Ocean Avenue curves to the right as I approach the tower site. The gray building ahead is the local hardware store, owned, I am told, by a couple who played a prominent role in the founding of Home Depot.

 

And here is the tower. The dark colored balls at the top are elements of an antenna shared by the island's two radio stations: classical WCRI 95.9 and jazz WJZS 99.3. The two dish antennas carry programming for WJZS from studios in Newport, 25 miles away. The rest of what you see are all cellular telephone antennas.

 

This is WCRI. The station is programmed by a computer in the center rack (you may be able to make out an LCD monitor); the transmitter is the tall white box to the left of the rack. Further to the left, topped by three copper fittings, is part of a device called a combiner that allows the two radio stations to feed a shared antenna. WJZS's equipment is out of the picture to the left. The thin box standing on its side on the floor at the extreme right is a spare satellite receiver I brought with me; as it turned out, I didn't need it.

 


This is the satellite dish through which WCRI receives programming from WCRB in Waltham. The little white thing at the tip of the feedhorn, with the cable coming out of it, is called a "low noise block downconverter"; it is bad and needs replacement. Oh, joy.

 

Standing on top of a ladder to unfasten and replace the low noise block downconverter, I look out at the surrounding countryside. To the left some of the guy wires holding up the tower can be seen; they are attached to a big block of concrete buried in the swamp. Getting permission to put a block of concrete in wetlands was one of the reasons this tower took two years to build; it was finished in August, 2001.

 

This is a salt water inlet, part of what the locals call the Great Salt Pond. About 150 years ago a channel was dug from the Pond to the sea, and it is called New Harbor now.

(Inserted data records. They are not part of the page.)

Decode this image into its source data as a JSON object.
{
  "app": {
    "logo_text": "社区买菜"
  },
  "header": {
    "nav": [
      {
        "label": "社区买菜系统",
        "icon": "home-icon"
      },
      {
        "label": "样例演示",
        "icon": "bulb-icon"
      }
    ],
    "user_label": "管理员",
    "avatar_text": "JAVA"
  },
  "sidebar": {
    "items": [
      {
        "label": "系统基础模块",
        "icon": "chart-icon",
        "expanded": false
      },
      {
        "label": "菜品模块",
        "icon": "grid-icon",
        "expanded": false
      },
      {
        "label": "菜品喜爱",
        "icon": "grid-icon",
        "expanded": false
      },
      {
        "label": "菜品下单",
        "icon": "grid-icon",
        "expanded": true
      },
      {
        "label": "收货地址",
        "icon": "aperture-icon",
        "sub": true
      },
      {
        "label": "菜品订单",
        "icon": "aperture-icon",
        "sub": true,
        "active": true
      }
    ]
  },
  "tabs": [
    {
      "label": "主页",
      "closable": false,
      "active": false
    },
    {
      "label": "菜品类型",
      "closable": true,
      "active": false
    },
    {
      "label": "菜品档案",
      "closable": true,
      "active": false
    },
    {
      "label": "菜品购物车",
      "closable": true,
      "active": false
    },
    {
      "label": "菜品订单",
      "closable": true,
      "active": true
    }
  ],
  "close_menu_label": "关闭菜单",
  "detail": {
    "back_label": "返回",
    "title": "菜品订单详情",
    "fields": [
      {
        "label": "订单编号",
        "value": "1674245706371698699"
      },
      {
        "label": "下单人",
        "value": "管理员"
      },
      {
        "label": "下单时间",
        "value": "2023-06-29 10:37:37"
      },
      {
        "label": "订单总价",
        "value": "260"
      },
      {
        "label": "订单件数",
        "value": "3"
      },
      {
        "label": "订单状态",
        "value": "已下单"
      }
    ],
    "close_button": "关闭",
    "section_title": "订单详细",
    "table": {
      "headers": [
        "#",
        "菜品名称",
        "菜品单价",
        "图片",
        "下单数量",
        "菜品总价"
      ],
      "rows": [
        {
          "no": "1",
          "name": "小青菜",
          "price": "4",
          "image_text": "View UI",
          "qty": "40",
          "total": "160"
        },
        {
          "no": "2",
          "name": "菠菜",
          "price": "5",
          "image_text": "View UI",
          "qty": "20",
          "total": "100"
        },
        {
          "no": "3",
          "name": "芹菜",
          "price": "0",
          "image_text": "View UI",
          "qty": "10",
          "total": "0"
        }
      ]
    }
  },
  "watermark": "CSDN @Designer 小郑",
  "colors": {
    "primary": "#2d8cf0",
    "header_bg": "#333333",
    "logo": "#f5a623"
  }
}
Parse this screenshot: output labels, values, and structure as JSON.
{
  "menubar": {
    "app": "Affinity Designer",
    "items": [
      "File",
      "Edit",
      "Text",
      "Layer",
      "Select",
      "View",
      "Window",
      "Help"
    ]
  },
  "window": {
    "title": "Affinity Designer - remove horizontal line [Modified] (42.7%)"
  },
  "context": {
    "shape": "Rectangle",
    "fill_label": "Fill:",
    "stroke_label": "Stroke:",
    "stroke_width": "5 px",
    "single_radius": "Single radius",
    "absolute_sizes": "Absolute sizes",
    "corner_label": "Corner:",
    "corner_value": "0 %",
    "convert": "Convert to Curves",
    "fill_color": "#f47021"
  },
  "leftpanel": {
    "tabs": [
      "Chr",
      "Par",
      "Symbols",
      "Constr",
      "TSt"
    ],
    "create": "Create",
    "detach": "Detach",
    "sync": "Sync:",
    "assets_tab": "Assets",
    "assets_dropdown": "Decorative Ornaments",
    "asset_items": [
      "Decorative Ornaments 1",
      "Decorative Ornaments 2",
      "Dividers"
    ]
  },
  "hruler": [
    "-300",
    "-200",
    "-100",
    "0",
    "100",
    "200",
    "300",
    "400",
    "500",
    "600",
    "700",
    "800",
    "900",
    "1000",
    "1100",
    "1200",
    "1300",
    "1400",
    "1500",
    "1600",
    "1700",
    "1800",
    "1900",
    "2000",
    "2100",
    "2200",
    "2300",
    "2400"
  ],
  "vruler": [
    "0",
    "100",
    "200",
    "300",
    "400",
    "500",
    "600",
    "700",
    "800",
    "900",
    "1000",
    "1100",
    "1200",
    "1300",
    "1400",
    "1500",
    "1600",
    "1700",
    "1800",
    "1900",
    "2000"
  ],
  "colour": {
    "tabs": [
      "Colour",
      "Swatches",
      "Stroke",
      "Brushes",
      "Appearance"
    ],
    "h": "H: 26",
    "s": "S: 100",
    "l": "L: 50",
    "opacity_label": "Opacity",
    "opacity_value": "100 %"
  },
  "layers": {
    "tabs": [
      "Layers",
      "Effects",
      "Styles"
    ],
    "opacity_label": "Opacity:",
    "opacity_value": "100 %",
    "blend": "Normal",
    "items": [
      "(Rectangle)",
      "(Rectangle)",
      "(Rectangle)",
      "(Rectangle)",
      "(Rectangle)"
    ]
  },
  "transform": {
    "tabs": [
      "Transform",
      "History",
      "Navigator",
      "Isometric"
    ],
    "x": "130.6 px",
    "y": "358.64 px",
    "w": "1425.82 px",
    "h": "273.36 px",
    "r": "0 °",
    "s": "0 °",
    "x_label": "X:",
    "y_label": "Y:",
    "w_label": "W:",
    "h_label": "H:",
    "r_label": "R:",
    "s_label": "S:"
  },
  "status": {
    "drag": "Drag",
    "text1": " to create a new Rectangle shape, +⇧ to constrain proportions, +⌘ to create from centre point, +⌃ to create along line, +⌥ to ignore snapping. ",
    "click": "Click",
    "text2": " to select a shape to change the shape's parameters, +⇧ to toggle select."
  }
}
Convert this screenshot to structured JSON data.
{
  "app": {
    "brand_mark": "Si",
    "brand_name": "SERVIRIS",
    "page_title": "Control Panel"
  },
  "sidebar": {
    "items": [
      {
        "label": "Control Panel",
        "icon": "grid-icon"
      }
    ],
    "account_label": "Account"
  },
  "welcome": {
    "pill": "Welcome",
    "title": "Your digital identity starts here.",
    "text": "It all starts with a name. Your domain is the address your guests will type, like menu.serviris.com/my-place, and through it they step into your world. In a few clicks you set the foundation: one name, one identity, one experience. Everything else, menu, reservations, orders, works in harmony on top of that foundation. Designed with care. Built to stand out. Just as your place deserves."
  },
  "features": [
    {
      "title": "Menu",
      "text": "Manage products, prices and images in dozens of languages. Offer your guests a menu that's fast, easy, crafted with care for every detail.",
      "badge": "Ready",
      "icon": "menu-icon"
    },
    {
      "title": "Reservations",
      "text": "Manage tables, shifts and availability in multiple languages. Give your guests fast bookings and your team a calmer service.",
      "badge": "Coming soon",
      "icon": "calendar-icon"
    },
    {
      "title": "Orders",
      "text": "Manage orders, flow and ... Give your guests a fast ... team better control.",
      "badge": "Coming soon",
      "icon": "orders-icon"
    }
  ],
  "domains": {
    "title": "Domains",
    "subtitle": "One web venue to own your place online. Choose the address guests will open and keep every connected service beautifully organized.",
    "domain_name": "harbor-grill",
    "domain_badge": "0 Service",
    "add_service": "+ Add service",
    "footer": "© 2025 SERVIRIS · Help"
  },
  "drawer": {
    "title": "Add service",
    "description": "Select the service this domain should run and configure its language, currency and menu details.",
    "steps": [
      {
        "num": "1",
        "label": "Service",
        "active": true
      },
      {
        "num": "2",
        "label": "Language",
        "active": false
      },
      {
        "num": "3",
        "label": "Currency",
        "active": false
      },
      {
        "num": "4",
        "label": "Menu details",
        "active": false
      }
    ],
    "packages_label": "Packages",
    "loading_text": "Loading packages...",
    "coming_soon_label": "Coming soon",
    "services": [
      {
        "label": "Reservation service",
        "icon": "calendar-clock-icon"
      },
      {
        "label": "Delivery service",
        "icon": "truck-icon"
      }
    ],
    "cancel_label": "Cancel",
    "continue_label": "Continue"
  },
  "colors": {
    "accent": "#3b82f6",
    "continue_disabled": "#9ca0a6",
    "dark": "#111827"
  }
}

In the summer a ferry runs to New Harbor from Montauk on Long Island, about 13 miles away.

 

This is Ocean Avenue, looking toward "downtown". The hardware store is visible in the distance on the right.

 

There are many interesting 19th century homes on Block Island; this one is on Ocean Avenue near the hardware store.

 

Town Beach, off Corn Neck Road, will be crowded with swimmers in a few weeks. The view is to the north; the ferry from Point Judith runs right past the cliffs in the distance.

 

Water Street at Old Harbor is the heart of "downtown" Block Island. The buildings all seem to date from the late nineteenth century, and the locals do not permit anything to be built here unless it is in a similar style. Even the prefabricated transmitter huts at the tower site had to be so styled.

 

From the upper deck of the departing ferry, the National Hotel, Old Harbor, and Town Beach are visible. This was a perfect day to visit; I wish I could have stayed longer.

 

The dead low noise block downconverter sits on top of the spare satellite receiver on the floor of my computer room at home.